OP6183 Cesium Lead Bromide Perovskite CsPbBr3 Powder CAS No. 15243-48-8

Cesium Lead Bromide Description

Cesium Lead Bromide (CsPbBr3) is a lead halide perovskite material that has gained significant attention for its optoelectronic properties. Its chemical composition consists of cesium (Cs⁺), lead (Pb²⁺), and bromide (Br⁻) ions. It belongs to the broader family of perovskite materials and is particularly noted for its use in light-emitting diodes (LEDs), photodetectors, and solar cells.
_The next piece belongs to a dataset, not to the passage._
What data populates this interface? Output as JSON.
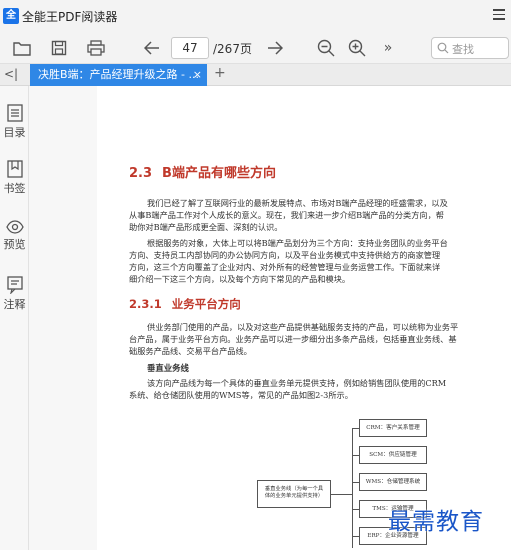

Cesium Lead Bromide (CsPbBr₃) is a versatile and highly efficient perovskite material used in a variety of optoelectronic applications, particularly for green LEDs, photodetectors, and tandem solar cells. Despite its advantages, challenges like lead toxicity and moisture sensitivity need to be addressed for its broader commercialization.

Cesium Lead Bromide Specification

Cesium Lead Bromide Applications

• Perovskite LEDs (PeLEDs): CsPbBr₃ is primarily used in green light-emitting diodes due to its strong photoluminescence.
• Solar Cells: It is used in tandem solar cells, where its high band gap allows it to capture the higher-energy portion of the solar spectrum.
• Photodetectors: CsPbBr₃ is used in devices designed to detect light due to its high light absorption and fast charge transport properties.

Cesium Lead Bromide Packing

Our Cesium Lead Bromide is carefully handled during storage and transportation to preserve the quality of our product in its original condition.

1g, or as required in glass bottle.

FAQs

Q1: What is Cesium Lead Bromide (CsPbBr₃)?

Answer: Cesium Lead Bromide (CsPbBr₃) is an inorganic perovskite material composed of cesium (Cs⁺), lead (Pb²⁺), and bromide (Br⁻) ions. It is widely used in optoelectronic applications like light-emitting diodes (LEDs), solar cells, and photodetectors due to its strong luminescence and efficient light absorption.

Q2: What is the band gap of CsPbBr₃, and why is it important?

Answer: The band gap of CsPbBr₃ is approximately 2.3 eV, which is ideal for emitting green light. The band gap determines how efficiently the material absorbs and emits light, making it crucial for applications like LEDs and photodetectors.

Q3: How is CsPbBr₃ synthesized?

Answer: CsPbBr₃ can be synthesized using solution-based techniques like spin-coating or hot-injection methods. These methods allow the formation of thin films or nanocrystals, depending on the application.